Intrusion is simply devising a scheme to snoop and grab the password. Be it key logger, capturing plain-text password moving across a network, whatever… Here, the current password is captured directly and is readily recaptured if changed. So, expiry is, again, not an issue.
Finally, there’s attack. Dictionary or mathematical, the idea is that you have access to a system and a protocol for testing random passwords or generating new ones with equivalent hashes according to the protocol used. In this secnario, it will take a predicatable amount of time to defeat the password, and the compromise lasts until changed. Here expiry might make sense as long as a password’s life time is that of the time to break it or less. Otherwise, expiry is equally useless. Doubly so if the frequency of expiry is high enough users feel compelled to select easier passwords.
you forgot the simplest method of all
you ask the person that has the password: “how many fingers do i need to cut off before you give me the password?”
preferably with there finger already in a garden sheer
you forgot the simplest method of all
you ask the person that has the password: “how many fingers do i need to cut off before you give me the password?”
preferably with there finger already in a garden sheer
Or in the case of biometric security : “Which finger is it you use for the fingerprint check ? Wouldn’t want to cut off the wrong one now.”

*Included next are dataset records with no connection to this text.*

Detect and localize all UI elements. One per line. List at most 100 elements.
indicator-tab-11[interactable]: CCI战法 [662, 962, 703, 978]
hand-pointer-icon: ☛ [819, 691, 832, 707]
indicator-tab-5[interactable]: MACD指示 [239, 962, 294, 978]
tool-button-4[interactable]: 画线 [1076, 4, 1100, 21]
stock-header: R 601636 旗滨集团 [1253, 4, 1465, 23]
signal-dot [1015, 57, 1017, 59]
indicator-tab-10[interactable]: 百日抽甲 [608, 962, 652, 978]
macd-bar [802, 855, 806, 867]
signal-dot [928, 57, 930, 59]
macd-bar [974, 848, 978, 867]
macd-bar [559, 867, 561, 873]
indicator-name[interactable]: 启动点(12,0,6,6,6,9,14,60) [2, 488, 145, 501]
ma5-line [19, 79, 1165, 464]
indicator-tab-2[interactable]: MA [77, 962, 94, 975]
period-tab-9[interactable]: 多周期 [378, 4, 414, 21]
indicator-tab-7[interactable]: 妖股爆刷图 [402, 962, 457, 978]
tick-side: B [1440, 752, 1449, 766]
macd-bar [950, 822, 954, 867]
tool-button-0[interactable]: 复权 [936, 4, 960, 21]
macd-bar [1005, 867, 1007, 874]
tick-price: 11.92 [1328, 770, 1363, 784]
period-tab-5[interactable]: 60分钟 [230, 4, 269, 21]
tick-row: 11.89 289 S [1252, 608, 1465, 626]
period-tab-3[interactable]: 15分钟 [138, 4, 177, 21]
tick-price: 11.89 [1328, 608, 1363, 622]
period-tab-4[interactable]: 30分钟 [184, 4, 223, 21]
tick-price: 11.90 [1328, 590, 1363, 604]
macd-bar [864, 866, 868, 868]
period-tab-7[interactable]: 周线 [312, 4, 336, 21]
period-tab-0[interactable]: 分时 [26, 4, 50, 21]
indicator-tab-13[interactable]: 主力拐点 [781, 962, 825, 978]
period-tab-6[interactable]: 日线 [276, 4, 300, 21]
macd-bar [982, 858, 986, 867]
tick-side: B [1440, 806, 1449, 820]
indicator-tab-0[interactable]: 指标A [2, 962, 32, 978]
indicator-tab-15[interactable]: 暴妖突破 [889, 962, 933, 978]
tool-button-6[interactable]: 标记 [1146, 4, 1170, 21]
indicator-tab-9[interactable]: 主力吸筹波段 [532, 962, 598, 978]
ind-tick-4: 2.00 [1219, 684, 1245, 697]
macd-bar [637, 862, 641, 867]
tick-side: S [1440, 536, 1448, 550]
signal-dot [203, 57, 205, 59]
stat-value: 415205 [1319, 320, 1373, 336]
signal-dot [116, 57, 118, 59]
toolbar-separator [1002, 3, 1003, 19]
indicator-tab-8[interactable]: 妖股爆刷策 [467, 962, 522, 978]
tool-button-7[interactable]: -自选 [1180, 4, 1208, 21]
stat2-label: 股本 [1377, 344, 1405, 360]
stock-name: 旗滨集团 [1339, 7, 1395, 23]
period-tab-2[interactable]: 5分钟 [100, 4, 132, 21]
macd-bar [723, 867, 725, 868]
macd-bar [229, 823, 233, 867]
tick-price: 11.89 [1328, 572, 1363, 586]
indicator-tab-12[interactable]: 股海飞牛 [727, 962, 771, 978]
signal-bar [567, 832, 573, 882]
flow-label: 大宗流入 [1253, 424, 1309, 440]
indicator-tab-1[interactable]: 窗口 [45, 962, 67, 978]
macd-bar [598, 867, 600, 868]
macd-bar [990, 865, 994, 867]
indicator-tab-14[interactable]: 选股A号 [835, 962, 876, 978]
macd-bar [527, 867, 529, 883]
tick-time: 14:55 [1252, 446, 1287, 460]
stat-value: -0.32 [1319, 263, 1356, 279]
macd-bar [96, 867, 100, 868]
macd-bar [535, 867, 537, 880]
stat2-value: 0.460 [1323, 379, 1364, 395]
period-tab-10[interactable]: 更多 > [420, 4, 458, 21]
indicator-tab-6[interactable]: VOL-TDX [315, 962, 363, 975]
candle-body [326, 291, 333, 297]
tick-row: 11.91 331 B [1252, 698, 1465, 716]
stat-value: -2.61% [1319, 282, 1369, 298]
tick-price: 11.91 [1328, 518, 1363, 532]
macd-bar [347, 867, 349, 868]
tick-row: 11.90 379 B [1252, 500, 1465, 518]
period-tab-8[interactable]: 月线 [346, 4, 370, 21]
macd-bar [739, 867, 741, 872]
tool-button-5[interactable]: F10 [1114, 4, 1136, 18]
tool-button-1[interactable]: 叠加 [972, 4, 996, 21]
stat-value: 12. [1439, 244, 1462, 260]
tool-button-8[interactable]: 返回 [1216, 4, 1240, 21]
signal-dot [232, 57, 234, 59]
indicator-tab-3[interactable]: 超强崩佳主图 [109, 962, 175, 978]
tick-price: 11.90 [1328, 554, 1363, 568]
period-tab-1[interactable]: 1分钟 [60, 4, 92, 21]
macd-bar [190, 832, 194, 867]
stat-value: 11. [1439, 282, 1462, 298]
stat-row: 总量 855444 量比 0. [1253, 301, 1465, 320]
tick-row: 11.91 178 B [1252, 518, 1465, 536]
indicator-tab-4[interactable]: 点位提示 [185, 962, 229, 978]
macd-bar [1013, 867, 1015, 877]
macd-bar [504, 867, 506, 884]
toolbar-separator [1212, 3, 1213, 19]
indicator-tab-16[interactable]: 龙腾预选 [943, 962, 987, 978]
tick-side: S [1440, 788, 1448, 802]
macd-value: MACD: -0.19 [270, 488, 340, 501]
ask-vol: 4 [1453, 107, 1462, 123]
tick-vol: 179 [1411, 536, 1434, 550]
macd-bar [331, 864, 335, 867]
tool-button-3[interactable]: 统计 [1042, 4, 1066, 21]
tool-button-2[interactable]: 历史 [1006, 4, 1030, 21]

As seen in : http://www.schneier.com/blog/archives/2005/04/security_risks_2.html
Although the sales angle might not be enough to discredit what this guy says, I would be very hesitant to believe this guy’s claims about security problems based solely on the fact that he can’t figure out how to change the password on his well-documented security system. Either he isn’t smart enough to figure out what is written in a good manual, or else the manual is poor and he doesn’t care enough to contact technical support for instructions. Either way, he doesn’t sound like a good source for security solutions.
http://www.avatier.com/
These are the guys that did a demo for us a couple of weeks ago.
Maybe not perfect, but it is a start
there are standard keys for construction equipment too. for example, every bobcat skid-steer loader takes the same key.